Confetti Bean Chili
1 lg onion, chopped
2 cn chicken broth
2 cloves garlic, minced
3 T chili powder
1 1/2 t cumin, ground
1/2 t oregano, dried
1 lb carrots, sliced
1 lb red potatoes, cubed
2 cn (14 1/2 oz each), diced tomatoes, undrained or 3 c fresh tomatoes, diced
15 oz can black beans, rinsed and drained
15 oz can kidney beans, rinsed and drained
15 oz can garbanzo beans, rinsed and drained
2 1/2 c water
In a Dutch oven, simmer onion in broth for 5 minutes. Add next six ingredients: bring to a boil. Reduce heat. Cover, simmer 10 minutes. Add remaining ingredients.
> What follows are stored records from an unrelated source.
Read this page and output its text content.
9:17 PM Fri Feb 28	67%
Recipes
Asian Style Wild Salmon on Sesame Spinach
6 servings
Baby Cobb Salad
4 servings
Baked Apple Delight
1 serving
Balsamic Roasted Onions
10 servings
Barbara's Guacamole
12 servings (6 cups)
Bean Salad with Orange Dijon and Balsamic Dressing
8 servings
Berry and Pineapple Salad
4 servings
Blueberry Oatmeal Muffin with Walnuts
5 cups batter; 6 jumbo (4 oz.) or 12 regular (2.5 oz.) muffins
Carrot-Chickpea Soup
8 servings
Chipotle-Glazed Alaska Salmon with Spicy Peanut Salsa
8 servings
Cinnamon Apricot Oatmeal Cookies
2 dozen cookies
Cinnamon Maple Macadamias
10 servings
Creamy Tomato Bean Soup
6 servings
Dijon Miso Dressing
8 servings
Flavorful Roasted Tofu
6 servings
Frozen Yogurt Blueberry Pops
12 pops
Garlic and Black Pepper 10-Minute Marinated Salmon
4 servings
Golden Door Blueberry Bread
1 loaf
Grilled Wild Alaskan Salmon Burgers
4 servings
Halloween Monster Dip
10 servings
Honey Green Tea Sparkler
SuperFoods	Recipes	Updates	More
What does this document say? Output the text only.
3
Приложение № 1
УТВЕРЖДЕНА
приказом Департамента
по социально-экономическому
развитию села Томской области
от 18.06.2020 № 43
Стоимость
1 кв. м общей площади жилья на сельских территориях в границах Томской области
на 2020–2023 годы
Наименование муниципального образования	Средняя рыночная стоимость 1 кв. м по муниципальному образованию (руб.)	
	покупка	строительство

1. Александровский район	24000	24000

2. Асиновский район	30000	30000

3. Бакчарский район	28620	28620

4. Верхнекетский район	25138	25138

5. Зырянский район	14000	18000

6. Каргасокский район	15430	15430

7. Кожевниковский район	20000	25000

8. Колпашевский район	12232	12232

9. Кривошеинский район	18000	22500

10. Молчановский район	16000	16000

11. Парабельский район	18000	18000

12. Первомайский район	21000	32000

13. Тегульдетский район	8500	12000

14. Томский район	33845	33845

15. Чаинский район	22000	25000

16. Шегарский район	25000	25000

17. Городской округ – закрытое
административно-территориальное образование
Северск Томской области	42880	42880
Cover simmer 20 minutes.
Yield: 12 Servings
Connola's Chicken Chili
1 lb chicken breast, cut into bite sized
1 c onions, chopped
1/2 c celery, sliced
1/2 c carrots, sliced
20 ml garlic, crushed
1 c fresh tomato salsa
28 oz can tomatoes
3 t chili powder
1/2 t cumin
2 c garbanzo beans, soaked
1 lg green pepper, sliced
4 chicken boullion cubes or 4 c broth
salt and pepper to taste
Brown chicken, onions and garlic in olive oil. Add all ingredients and simmer 1 hour.
If using canned garbanzo beans, add at the last 10 minutes of cooking.